More services back online following Hamilton’s cyber incident

More services have come back online after the City of Hamilton’s cyber incident earlier this year.

Most of them involve Hamilton’s transit service, which was one of the two biggest casualties of the breach.

“Next stop” announcements on onboard updates are back on Hamilton Street Railway buses, and real-time bus route information has returned through most third-party applications.

An internal system used by city staff for development, public health, transportation operations and the delivery of water and wastewater services has been restored as well.

The city has resumed processing nearly 1,000 online building permit applications, which stalled when the system was shut down in late February.

READ MORE: Cybersecurity incident has costed Hamilton $5.7M so far: impact report

Last month, Hamilton officials released a public cyber security impact report, which found the city had spent $5.7 million in costs related to the ransomware attack as of May 28.

According to the impact report, city staff will focus on recovery, restoration, rebuilding and transformation.

The hope is that moving forward, it will be able to not just recover what was lost, but build it back — better.

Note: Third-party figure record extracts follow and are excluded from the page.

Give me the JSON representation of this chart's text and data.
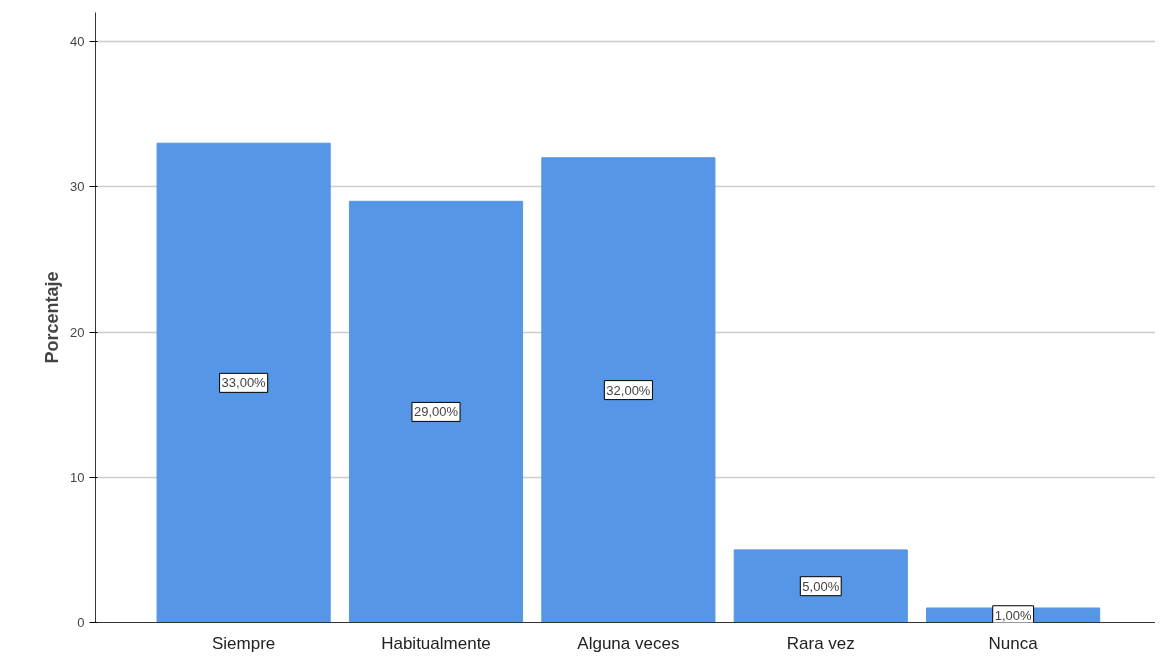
{
  "chart_data": {
    "type": "bar",
    "ylabel": "Porcentaje",
    "categories": [
      "Siempre",
      "Habitualmente",
      "Alguna veces",
      "Rara vez",
      "Nunca"
    ],
    "values": [
      33,
      29,
      32,
      5,
      1
    ],
    "value_labels": [
      "33,00%",
      "29,00%",
      "32,00%",
      "5,00%",
      "1,00%"
    ],
    "color": "#5596e6",
    "ylim": [
      0,
      42
    ],
    "yticks": [
      0,
      10,
      20,
      30,
      40
    ],
    "grid": "y"
  }
}
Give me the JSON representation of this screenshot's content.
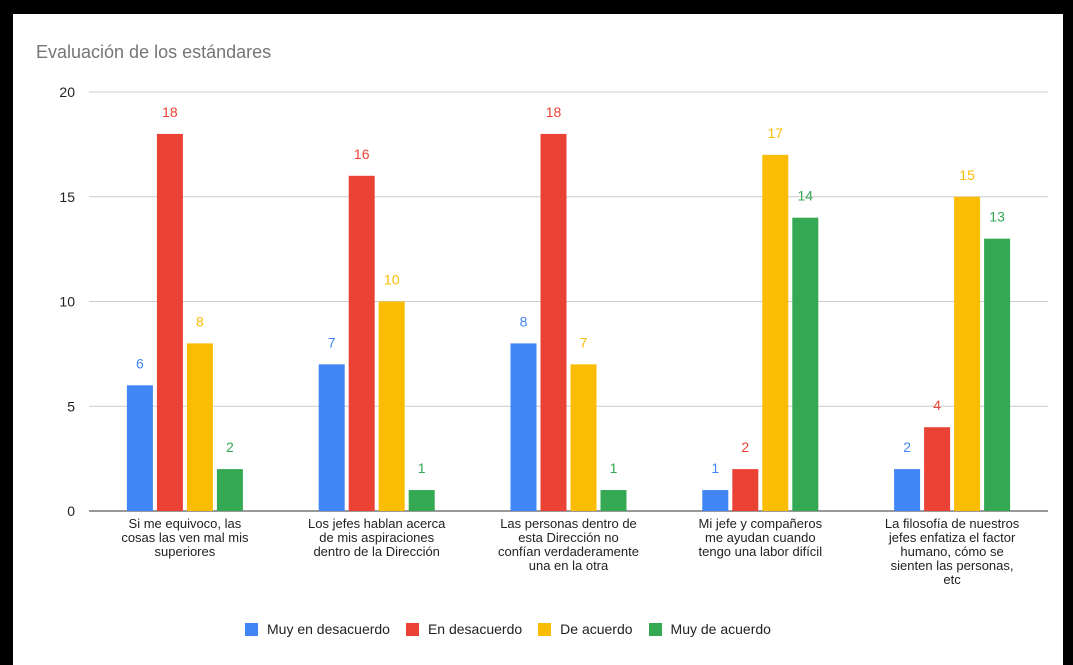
{
  "chart_data": {
    "type": "bar",
    "title": "Evaluación de los estándares",
    "categories": [
      [
        "Si me equivoco, las",
        "cosas las ven mal mis",
        "superiores"
      ],
      [
        "Los jefes hablan acerca",
        "de mis aspiraciones",
        "dentro de la Dirección"
      ],
      [
        "Las personas dentro de",
        "esta Dirección no",
        "confían verdaderamente",
        "una en la otra"
      ],
      [
        "Mi jefe y compañeros",
        "me ayudan cuando",
        "tengo una labor difícil"
      ],
      [
        "La filosofía de nuestros",
        "jefes enfatiza el factor",
        "humano, cómo se",
        "sienten las personas,",
        "etc"
      ]
    ],
    "series": [
      {
        "name": "Muy en desacuerdo",
        "color": "#4285f4",
        "values": [
          6,
          7,
          8,
          1,
          2
        ]
      },
      {
        "name": "En desacuerdo",
        "color": "#ea4335",
        "values": [
          18,
          16,
          18,
          2,
          4
        ]
      },
      {
        "name": "De acuerdo",
        "color": "#fbbc04",
        "values": [
          8,
          10,
          7,
          17,
          15
        ]
      },
      {
        "name": "Muy de acuerdo",
        "color": "#34a853",
        "values": [
          2,
          1,
          1,
          14,
          13
        ]
      }
    ],
    "ylim": [
      0,
      20
    ],
    "yticks": [
      "0",
      "5",
      "10",
      "15",
      "20"
    ],
    "grid": true,
    "legend": "bottom"
  }
}
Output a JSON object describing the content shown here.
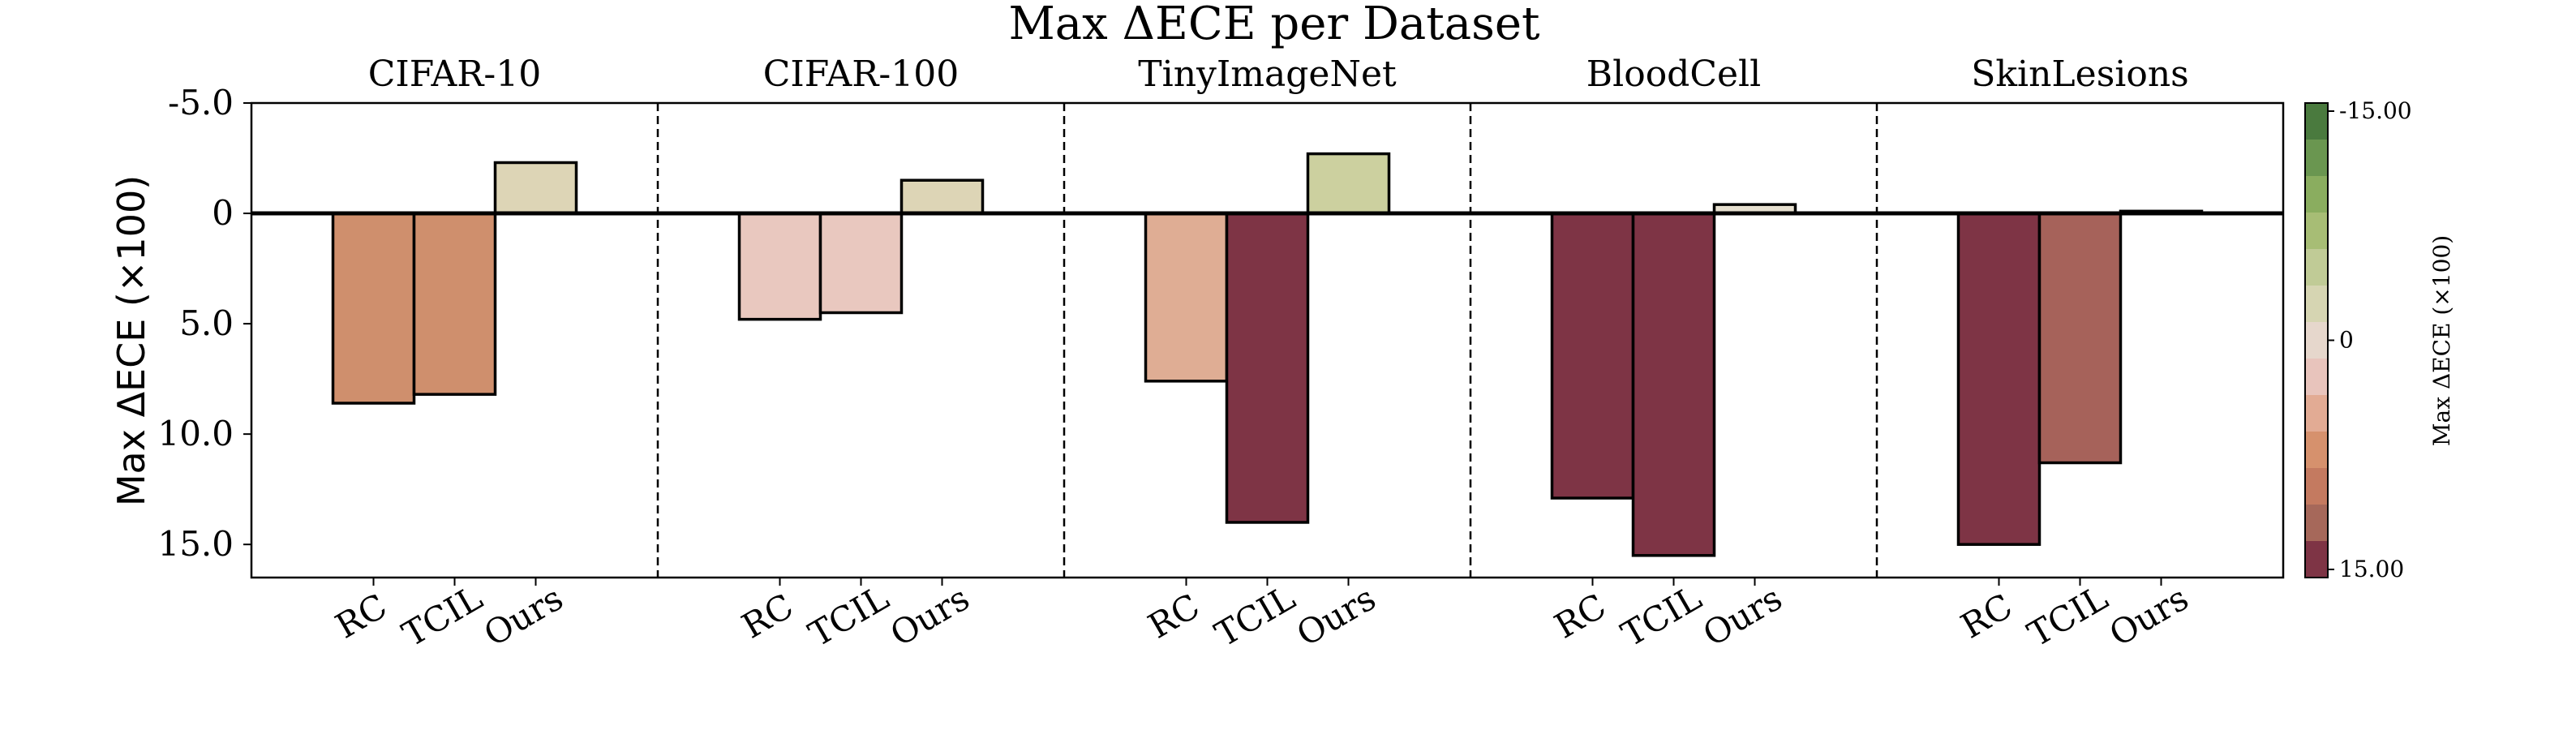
{
  "chart_data": {
    "type": "bar",
    "title": "Max ΔECE per Dataset",
    "ylabel": "Max ΔECE (×100)",
    "ylim": [
      16.5,
      -5.0
    ],
    "y_inverted": true,
    "yticks": [
      -5.0,
      0,
      5.0,
      10.0,
      15.0
    ],
    "ytick_labels": [
      "-5.0",
      "0",
      "5.0",
      "10.0",
      "15.0"
    ],
    "methods": [
      "RC",
      "TCIL",
      "Ours"
    ],
    "datasets": [
      {
        "name": "CIFAR-10",
        "values": [
          8.6,
          8.2,
          -2.3
        ]
      },
      {
        "name": "CIFAR-100",
        "values": [
          4.8,
          4.5,
          -1.5
        ]
      },
      {
        "name": "TinyImageNet",
        "values": [
          7.6,
          14.0,
          -2.7
        ]
      },
      {
        "name": "BloodCell",
        "values": [
          12.9,
          15.5,
          -0.4
        ]
      },
      {
        "name": "SkinLesions",
        "values": [
          15.0,
          11.3,
          -0.1
        ]
      }
    ],
    "colorbar": {
      "label": "Max ΔECE (×100)",
      "range": [
        -15.0,
        15.0
      ],
      "tick_labels": [
        "-15.00",
        "0",
        "15.00"
      ],
      "colors": [
        "#4a7a3e",
        "#6a9650",
        "#8aad5f",
        "#a7bd75",
        "#c0cb96",
        "#d6d5b2",
        "#e6d7cc",
        "#e8c4bc",
        "#e2ab94",
        "#d6916d",
        "#c47a60",
        "#a6685a",
        "#7e3445"
      ]
    },
    "bar_colors": {
      "CIFAR-10": [
        "#cf8f6d",
        "#cf8f6d",
        "#ddd5b6"
      ],
      "CIFAR-100": [
        "#e9c8bf",
        "#e9c8bf",
        "#ddd5b6"
      ],
      "TinyImageNet": [
        "#dfad94",
        "#7e3445",
        "#ccd09f"
      ],
      "BloodCell": [
        "#7e3445",
        "#7e3445",
        "#e6dfcf"
      ],
      "SkinLesions": [
        "#7e3445",
        "#a6625a",
        "#e6dfcf"
      ]
    }
  }
}
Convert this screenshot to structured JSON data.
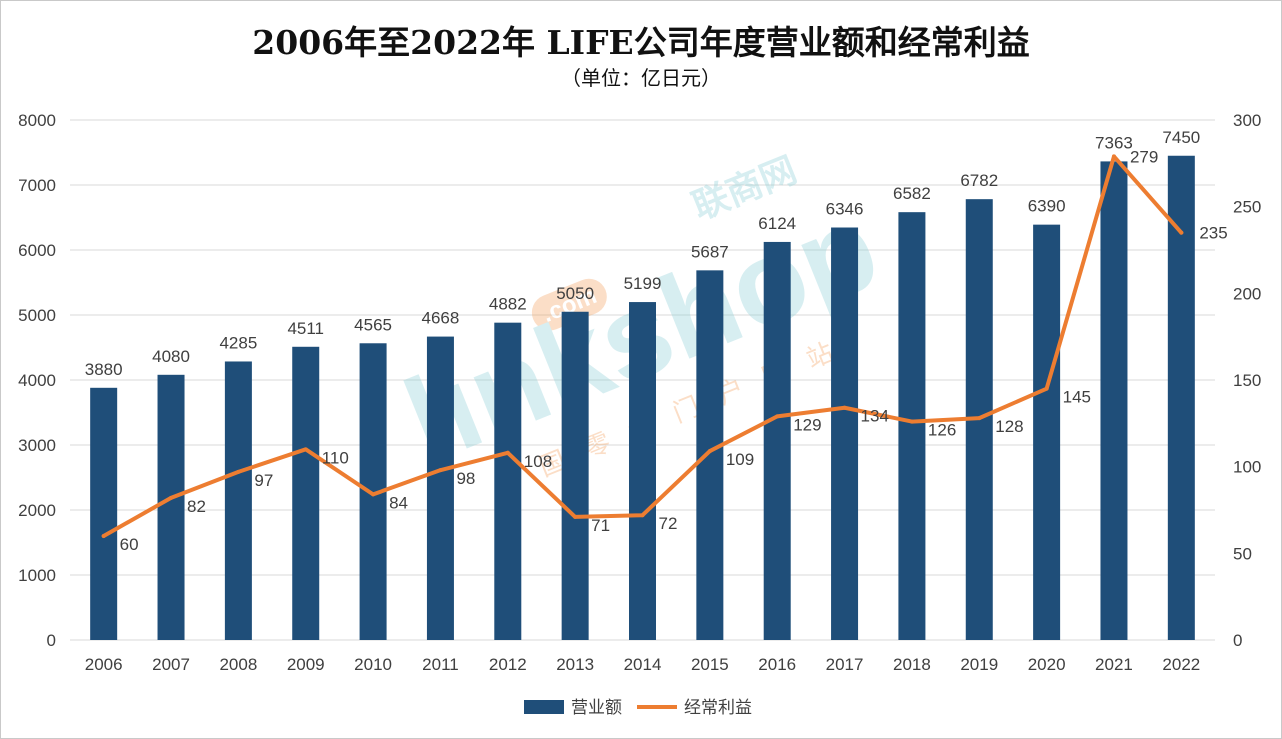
{
  "chart_data": {
    "type": "bar",
    "title": "2006年至2022年 LIFE公司年度营业额和经常利益",
    "subtitle": "（单位：亿日元）",
    "categories": [
      "2006",
      "2007",
      "2008",
      "2009",
      "2010",
      "2011",
      "2012",
      "2013",
      "2014",
      "2015",
      "2016",
      "2017",
      "2018",
      "2019",
      "2020",
      "2021",
      "2022"
    ],
    "series": [
      {
        "name": "营业额",
        "type": "bar",
        "axis": "left",
        "color": "#1f4e79",
        "values": [
          3880,
          4080,
          4285,
          4511,
          4565,
          4668,
          4882,
          5050,
          5199,
          5687,
          6124,
          6346,
          6582,
          6782,
          6390,
          7363,
          7450
        ]
      },
      {
        "name": "经常利益",
        "type": "line",
        "axis": "right",
        "color": "#ed7d31",
        "values": [
          60,
          82,
          97,
          110,
          84,
          98,
          108,
          71,
          72,
          109,
          129,
          134,
          126,
          128,
          145,
          279,
          235
        ]
      }
    ],
    "ylim": [
      0,
      8000
    ],
    "yticks": [
      "0",
      "1000",
      "2000",
      "3000",
      "4000",
      "5000",
      "6000",
      "7000",
      "8000"
    ],
    "y2lim": [
      0,
      300
    ],
    "y2ticks": [
      "0",
      "50",
      "100",
      "150",
      "200",
      "250",
      "300"
    ],
    "grid": true,
    "legend_position": "bottom",
    "watermark_text": "linkshop .com 联商网 中国零售门户网站"
  }
}
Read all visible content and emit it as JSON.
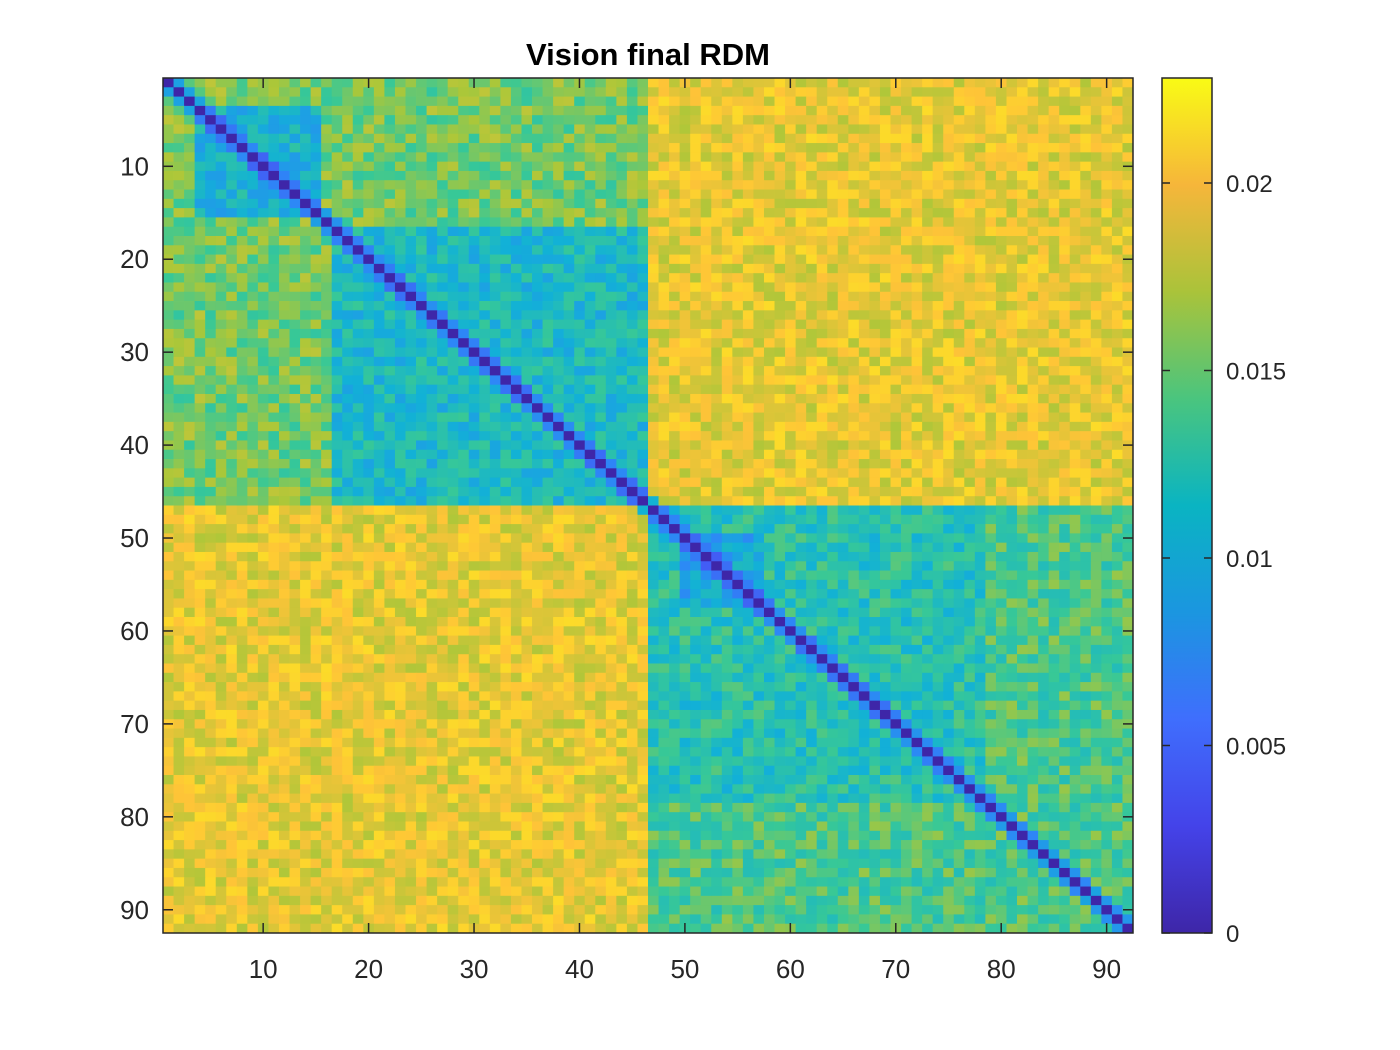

“This is a large-scale effort to build back stronger than ever,” City Manager Marnie Cluckie said. “Which means leading with a focus on the user experience, protecting against future incidents, and approaching everything through a lens of resilience.”

The city says its staff will begin to work on identifying applications that have reached their end-of-life cycle and calculate the associated costs, timelines and outcomes of replacing those technological avenues in future reports.